Dry Bed Training (part 3)
Treatment Options # 1-4
1.Habit Changing
– reduce fluid intake after supper may be a reasonable start
– reduce fluids containing caffeine
– ensure the child “completely” voids before bed
– using rewards and punishments for a behaviour while
sleeping us usually a no win situation
– rewards MAY have a place but there will be no greater reward
for the child than to wake up dry in the morning
– there is absolutely no place for punishing a child for doing
something in his sleep
3. Night Lifting (getting the child up to go to the bathroom)
– frequently done by parents before they go to bed
– there is no reliable evidence to support night lifting (that I can
find) and considerable research condemning it
– passes responsibility onto others- it should belong to
the child
– creates tension between child and parent – the child
usually does not want to get up – not a good to
engage in a battle
– reinforces wetting wile asleep because the child may
appear to be fully awake but more likely to still
be asleep
4. Bladder Training (N.B. – the child should be examined by a doctor to ensure there are no structural problems in the urinary organs or urinary tract infection before attempting bladder training)
There are 2 physical problems that may respond to bladder training:
a) weak sphincter muscle at base of bladder
b) small “functional” bladder capacity
The sphincter muscle at the base of the bladder is sensitive to pressure. Initially the slightest pressure of urine triggers the reflex action in a baby and he/she expels urine immediately. However, as the child matures and develops, the neurological and urinary systems are conditioned to retain urine for longer periods.
Bladder training means to systematically exercise the sphincter muscle in hopes of developing it faster. We want it to move past the reflex stage so it will be able to retain using longer and come under conscience control.
The second part of bladder training involves conditioning it to hold more – in essence increasing the bladder capacity which reduces the frequency of urination. In reality we do not change the actual size of the bladder but we can train it to hold more releasing it. Doctors tell us that a developing child will naturally pass more using with each voiding as he gets older. The actual size of bladders from one child to another varies little however the FUNCTIONAL CAPACITY can vary enormously.
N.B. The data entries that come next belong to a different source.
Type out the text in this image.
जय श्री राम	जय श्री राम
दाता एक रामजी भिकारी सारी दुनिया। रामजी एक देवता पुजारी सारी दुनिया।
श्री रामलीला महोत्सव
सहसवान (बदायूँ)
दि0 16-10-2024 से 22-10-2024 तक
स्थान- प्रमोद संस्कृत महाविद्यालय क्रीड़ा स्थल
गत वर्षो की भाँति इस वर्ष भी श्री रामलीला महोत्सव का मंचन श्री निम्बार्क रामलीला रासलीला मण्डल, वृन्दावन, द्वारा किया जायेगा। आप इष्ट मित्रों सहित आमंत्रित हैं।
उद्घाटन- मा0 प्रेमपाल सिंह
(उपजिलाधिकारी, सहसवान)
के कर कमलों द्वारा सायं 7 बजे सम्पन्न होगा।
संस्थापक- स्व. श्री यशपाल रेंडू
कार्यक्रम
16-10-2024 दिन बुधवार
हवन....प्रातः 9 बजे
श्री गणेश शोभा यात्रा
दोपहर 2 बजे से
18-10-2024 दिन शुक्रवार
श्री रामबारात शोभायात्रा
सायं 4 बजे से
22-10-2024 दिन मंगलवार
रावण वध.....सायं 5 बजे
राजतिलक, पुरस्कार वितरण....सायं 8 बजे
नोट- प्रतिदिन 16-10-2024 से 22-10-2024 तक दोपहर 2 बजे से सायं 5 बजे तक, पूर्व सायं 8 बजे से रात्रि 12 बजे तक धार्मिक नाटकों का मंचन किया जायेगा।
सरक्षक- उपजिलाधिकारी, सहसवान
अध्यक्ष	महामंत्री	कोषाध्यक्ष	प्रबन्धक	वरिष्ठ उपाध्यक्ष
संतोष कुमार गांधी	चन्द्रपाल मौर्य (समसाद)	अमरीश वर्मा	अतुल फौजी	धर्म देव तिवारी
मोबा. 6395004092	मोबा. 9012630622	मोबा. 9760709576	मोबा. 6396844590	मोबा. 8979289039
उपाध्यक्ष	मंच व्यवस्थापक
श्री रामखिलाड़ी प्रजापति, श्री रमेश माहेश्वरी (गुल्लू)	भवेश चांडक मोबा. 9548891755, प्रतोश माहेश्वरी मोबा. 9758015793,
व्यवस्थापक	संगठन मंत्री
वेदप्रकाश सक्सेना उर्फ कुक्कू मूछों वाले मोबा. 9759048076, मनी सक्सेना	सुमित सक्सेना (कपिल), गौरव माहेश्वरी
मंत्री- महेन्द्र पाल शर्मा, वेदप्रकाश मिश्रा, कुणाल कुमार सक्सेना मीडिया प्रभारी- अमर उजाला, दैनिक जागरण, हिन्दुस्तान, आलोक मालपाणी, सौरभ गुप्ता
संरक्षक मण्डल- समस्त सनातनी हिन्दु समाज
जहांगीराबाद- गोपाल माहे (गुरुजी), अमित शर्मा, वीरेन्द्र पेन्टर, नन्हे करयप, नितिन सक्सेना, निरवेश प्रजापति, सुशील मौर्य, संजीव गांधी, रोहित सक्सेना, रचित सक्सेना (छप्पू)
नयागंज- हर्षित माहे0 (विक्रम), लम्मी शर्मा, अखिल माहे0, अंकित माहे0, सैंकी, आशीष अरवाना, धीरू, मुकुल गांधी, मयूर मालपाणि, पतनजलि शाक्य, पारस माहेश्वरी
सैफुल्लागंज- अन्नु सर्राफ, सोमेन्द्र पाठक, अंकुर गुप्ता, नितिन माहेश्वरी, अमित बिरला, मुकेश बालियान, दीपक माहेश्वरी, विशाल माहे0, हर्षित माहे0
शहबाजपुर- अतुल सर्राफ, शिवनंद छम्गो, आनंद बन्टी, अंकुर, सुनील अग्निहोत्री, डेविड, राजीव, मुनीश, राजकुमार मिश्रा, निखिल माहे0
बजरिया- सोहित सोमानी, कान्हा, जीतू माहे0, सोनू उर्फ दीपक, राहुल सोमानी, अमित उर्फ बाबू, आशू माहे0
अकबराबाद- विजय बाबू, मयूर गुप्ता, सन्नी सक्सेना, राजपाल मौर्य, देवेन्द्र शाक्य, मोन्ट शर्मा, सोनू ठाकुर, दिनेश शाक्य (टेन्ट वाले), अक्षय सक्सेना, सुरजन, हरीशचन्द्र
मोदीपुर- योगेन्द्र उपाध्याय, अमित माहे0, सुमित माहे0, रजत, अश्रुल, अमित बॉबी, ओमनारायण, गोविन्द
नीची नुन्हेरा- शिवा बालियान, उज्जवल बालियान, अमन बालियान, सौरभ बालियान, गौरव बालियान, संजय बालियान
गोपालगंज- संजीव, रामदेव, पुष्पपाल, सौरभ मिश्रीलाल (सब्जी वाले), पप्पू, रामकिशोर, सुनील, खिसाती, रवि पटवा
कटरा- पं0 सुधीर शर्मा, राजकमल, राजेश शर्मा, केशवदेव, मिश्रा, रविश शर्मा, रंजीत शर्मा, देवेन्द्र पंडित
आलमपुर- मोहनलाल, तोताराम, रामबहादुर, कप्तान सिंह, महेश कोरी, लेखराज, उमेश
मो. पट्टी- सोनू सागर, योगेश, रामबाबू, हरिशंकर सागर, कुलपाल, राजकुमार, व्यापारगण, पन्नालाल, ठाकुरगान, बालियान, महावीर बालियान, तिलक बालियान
Bed wetters typically urinate small amounts with each voiding. Their bladders are roughly the same size as non bed wetters but they have not been conditioned to hold more – the enuretic child passes about 50% of the volume of urine with each voiding as the non bed wetters.
The experts suggest a procedure that is designed to address both problems at once. The process is simple but, but at first may sound counterproductive – DRINK WATER , LOTS OF IT. When the child feels the need to void, encourage him to hold on as long as possible. Two good things happen if the child cooperates and does this over a period of time;
1) the sphincter becomes conditioned to withstand increased
pressure before responding to ref;ex and opening
prematurely
2) the amount of urine the bladder will accommodate between
voidings will increase
When these two things happen sufficiently, the child will be dry at night – guaranteed!